Wardle's witness statement, also released on 21 December 2007, indicates that he repeatedly rejected requests to terminate the SFO investigation. He insisted throughout the investigation that, on balance, "the public interest in investigating possible corruption by a major arms company" was best served by continuing the investigation.

He states that arguments to abandon the investigation were first put forward by the Cabinet Office (the government department supporting the Prime Minister) and the Ministry of Defence -- following representation by BAE Systems in November 2005. BAE's assessment, according to Wardle, of "the risks to the national interest" included commercial risk, the position of Saudi Arabia in the Middle East, and the UK's counter terrorism strategy.

In December 2005, Wardle "considered . . . carefully" representations on security made by the Cabinet Office, which had the support of the Prime Minister, the Foreign Secretary and the Defence Secretary. But he concluded that, although "the possibility that cooperation with the UK might be endangered" was "the most powerful of the representations made on the public interest", he was nonetheless "not convinced that the danger referred to was imminent".

In January 2006, Wardle told the Attorney-General that "the balance of the public interest was in favour of continuing the investigation", and the Attorney-General "concluded that . . . the public interest required the investigation to continue".

But several months later in September 2006 -- when the SFO was seeking Swiss bank account details about irregular payments to Saudi officials -- the Cabinet Office again raised the possibility that Saudi Arabia's cooperation with the UK on counter-terrorism would be prejudiced if the investigation continued -- and again the Serious Fraud Office and Attorney-General rejected the suggestion.
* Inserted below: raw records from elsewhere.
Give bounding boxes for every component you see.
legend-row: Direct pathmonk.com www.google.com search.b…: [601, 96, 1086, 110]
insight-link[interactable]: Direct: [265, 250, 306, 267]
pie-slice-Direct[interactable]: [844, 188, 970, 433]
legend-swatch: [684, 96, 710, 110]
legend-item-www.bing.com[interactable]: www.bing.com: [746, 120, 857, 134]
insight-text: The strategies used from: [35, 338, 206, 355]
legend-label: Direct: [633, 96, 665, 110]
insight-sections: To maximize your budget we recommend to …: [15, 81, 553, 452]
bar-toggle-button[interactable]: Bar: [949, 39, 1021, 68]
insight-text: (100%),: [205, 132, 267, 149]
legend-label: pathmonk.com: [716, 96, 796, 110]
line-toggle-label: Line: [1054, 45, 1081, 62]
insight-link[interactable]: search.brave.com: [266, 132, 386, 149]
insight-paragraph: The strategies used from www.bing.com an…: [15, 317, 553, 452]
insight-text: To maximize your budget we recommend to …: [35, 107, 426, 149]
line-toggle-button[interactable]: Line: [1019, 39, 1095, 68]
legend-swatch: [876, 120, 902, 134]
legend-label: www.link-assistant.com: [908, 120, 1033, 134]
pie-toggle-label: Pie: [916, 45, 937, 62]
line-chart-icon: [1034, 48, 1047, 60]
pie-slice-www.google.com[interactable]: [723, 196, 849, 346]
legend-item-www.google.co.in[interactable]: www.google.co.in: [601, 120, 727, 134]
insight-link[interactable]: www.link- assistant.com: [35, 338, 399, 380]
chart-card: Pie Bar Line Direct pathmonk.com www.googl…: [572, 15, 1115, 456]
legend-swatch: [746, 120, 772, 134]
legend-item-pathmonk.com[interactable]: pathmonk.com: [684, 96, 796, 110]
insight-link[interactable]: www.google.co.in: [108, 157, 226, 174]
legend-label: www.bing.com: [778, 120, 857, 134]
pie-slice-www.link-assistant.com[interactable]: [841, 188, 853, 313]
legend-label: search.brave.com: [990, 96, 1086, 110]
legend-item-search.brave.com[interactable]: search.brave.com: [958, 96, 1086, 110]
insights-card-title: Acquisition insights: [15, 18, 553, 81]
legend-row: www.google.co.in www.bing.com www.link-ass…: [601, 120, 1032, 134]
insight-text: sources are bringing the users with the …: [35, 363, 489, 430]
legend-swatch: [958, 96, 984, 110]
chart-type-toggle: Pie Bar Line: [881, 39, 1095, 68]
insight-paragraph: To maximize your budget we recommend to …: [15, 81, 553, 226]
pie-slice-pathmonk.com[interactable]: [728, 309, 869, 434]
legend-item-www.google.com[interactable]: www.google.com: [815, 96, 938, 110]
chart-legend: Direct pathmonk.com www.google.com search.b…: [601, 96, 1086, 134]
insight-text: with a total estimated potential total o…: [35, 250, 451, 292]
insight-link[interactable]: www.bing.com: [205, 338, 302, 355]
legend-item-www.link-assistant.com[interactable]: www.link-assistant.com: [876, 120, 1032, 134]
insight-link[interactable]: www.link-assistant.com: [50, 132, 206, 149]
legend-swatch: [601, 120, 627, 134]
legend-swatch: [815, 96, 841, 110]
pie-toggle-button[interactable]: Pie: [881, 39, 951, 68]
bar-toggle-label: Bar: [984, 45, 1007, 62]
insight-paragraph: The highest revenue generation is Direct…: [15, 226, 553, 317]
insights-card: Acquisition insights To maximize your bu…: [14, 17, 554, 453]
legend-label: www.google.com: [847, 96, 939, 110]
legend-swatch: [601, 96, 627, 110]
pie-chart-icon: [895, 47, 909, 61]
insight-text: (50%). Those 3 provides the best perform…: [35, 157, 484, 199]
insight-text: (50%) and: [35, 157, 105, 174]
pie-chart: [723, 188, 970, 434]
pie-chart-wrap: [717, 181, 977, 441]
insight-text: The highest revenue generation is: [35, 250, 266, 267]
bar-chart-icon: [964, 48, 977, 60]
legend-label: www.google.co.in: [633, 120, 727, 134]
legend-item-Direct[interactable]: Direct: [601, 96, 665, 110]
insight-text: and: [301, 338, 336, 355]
The SFO Director's announcement on 14 December 2006 that he was dropping the investigation appears, therefore, to have been prompted by Tony Blair's 8 December 2006 'personal minute' to the Attorney General and by meetings with the UK Ambassador to Saudi Arabia in November and December.

The government has not released, however, any documents about the Ambassador's representations to Wardle nor about the Saudi representations to the UK government. The released documents -- which are heavily censored -- do not contain any assessment of whether the Saudi threat to withdraw intelligence and diplomatic co-operation was real, credible or even imminent.

The documents were released during a 'Directions Hearing' to prepare for the judicial review at which Lord Justice Moses gave 'directions' to all parties (CAAT, The Corner House and The Director of the Serious Fraud Office) as to how their evidence, grounds and defence should be presented.

The released documents are:

a witness statement from the Director of the Serious Fraud Office, Robert Wardle, and;

nine typed-up letters with many words and sentences omitted (redacted) between the Prime Minister and/or Cabinet Office (the government department supporting the Prime Minister) and the Attorney General (which superintends the Director of the Serious Fraud Office) dating from December 2005 to December 2006.